In an extraordinarily difficult year, we found kindness in every corner of Centre County. Town&Gown’s ‘Neighbor to Neighbor’ series explores some of those stories.
In a time of isolation and stress, finding a creative outlet has been a source of comfort for many.
“When the shutdowns first started happening in the spring, it was amazing to see how people turned to the arts. From their homes, people were engaging in music, painting, and other creative pursuits, and arts organizations were offering access to resources such as concert livestreams and visual arts collections. I think it goes to show how fundamental the arts are to the human experience,” says Meg Smith, director of the Bellefonte Community Band.

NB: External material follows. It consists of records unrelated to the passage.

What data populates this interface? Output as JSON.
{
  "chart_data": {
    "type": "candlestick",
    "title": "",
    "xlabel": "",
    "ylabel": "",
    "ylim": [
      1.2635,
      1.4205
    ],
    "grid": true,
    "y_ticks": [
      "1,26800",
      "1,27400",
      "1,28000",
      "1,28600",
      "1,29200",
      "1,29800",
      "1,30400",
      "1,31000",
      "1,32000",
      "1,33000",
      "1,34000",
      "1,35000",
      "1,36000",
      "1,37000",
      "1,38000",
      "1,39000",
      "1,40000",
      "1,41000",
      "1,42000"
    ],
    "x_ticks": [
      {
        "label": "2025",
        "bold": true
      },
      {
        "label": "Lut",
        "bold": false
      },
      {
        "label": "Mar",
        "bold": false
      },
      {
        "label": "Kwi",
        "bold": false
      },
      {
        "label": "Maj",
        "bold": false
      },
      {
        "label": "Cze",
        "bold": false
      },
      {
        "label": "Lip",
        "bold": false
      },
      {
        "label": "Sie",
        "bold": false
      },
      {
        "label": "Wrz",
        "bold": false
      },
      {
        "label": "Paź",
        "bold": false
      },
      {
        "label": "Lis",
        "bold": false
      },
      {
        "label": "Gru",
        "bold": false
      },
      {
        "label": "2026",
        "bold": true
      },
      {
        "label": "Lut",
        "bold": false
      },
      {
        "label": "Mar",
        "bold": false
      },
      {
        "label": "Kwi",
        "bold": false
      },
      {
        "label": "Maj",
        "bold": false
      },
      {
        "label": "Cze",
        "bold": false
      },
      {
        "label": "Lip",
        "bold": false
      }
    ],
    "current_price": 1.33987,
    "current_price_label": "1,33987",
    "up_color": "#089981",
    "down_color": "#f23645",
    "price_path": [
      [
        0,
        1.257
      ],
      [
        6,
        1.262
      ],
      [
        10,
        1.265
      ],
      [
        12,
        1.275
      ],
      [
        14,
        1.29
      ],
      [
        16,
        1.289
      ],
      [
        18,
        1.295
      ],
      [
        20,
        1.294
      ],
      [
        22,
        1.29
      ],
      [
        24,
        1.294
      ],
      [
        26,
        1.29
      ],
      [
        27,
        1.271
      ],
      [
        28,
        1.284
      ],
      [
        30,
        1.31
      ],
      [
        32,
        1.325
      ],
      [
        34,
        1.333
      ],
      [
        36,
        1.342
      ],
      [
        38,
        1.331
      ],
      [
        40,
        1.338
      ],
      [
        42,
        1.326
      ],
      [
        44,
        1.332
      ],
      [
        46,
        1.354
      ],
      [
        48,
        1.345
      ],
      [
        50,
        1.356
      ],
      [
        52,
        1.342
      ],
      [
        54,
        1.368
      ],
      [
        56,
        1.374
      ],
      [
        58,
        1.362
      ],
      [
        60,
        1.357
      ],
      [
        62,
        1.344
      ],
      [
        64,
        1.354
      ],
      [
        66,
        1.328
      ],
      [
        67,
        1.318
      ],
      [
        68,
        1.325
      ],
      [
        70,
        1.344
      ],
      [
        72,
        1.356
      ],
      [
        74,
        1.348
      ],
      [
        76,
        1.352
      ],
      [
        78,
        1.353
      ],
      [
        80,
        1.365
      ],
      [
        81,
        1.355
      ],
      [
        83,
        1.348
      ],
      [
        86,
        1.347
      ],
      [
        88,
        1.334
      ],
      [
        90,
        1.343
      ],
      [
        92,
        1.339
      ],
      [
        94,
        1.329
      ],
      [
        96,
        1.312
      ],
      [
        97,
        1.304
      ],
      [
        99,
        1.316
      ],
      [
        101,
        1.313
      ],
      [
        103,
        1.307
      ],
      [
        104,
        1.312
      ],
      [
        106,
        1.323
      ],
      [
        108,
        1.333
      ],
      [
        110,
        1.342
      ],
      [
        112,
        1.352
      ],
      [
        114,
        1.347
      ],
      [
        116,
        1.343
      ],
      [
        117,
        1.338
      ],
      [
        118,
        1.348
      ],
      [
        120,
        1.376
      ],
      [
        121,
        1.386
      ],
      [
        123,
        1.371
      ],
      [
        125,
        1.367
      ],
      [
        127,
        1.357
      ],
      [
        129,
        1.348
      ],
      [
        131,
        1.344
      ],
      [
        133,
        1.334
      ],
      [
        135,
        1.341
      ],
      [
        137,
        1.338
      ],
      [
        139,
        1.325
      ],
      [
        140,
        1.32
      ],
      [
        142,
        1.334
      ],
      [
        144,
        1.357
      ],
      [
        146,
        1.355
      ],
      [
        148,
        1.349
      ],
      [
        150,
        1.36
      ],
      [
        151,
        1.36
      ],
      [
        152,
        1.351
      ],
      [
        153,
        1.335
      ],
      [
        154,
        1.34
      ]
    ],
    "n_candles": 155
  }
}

This is something that Smith’s band members can understand. Made up of musicians from middle school to retirees throughout central Pennsylvania with varying levels of experience, the band offers members an opportunity to keep playing and performing throughout their lives.
During the 2020 shutdown, band members were able to keep practicing their art at home, but something was missing.
“In our band, and in other bands, too, I think we really like actually playing, but also the comradery that comes with everybody united around the same thing,” says Jenna Spinelle, band president and an alto saxophonist. “Particularly in recent month and years, it has been a nice respite from all the political craziness and all of that kind of stuff. It is a place where everybody can come and play and get to know each on those terms, as opposed to what we might think about what is happening in the news.”
So, band members worked to find a solution so they could continue to be together in a safe way. From April to June, they held some practices via Zoom, but it just wasn’t the same.
“Normally, we rehearse at Bellefonte Middle School. When the schools closed in March, we were not able to meet as a group. It was not until mid-June that we started discussing a possible return to rehearsals. We decided that we would rehearse outdoors with 6-foot spacing between the chairs,” says Smith. She adds, “Everyone in the band put in a lot of extra effort to make this work, despite the challenges we were facing, so it is really a testament to their dedication.”
The band finally got together again starting in the middle of July for outdoor rehearsals at Governors Park and later at New Hope Methodist Church. Masks and distance were required before people took to their chairs, but that didn’t stop people from being happy to see each other again.
“It was nice just to have something to do, and somewhere to go and see people,” says Spinelle. “It was just nice to catch up with everyone, see how everyone was passing the time, see who was practicing and who wasn’t. How everyone’s family was doing.”
Before rehearsals, members of the band planted orange construction flags in the ground where band members could set up their own chairs and playing stands, limiting contact with shared band equipment. Members realized quickly that playing 6 feet apart was going take some getting used to. Just playing outside requires an adjustment from playing inside, says Spinelle.
“It was tricky at first because the distance really creates a different sound for the musicians. But we got used to it and had a lot of fun getting together for our weekly rehearsals,” Smith says.
“It was definitely an adjustment … it affects the way the band can hear each other, but we got the hang of it, I think,” says Spinelle.
After the first rehearsal, band members where posting on Facebook “about how good it was to be making music again and getting out,” Spinelle adds. “Folks definitely appreciated the opportunity to have bands back in their lives.”
Back rehearsing together and with government restrictions loosened over the summer, the band was able to play three concerts over the past few months. The first was for the Summer Sounds concert series at Talleyrand Park, organized by the Bellefonte Historical and Cultural Association, and the second was part of the September Friday in the ’Fonte event. They closed the season with a family and friends concert. Spinelle says it was nice to perform in front of people who were thirsty for live music and something to do.
“At both concerts, we had bigger crowds than we normally would at those kind of concerts. We had beautiful weather and people just like having somewhere to be, something to go and do. People were good about wearing masks and sitting apart,” Spinelle says. “It is nice to see that some of these things can work; it is not like we have to completely forget about life as it was. If we can all commit to changing our behaviors a little bit, I think we can still figure out ways to have the things we all enjoy.”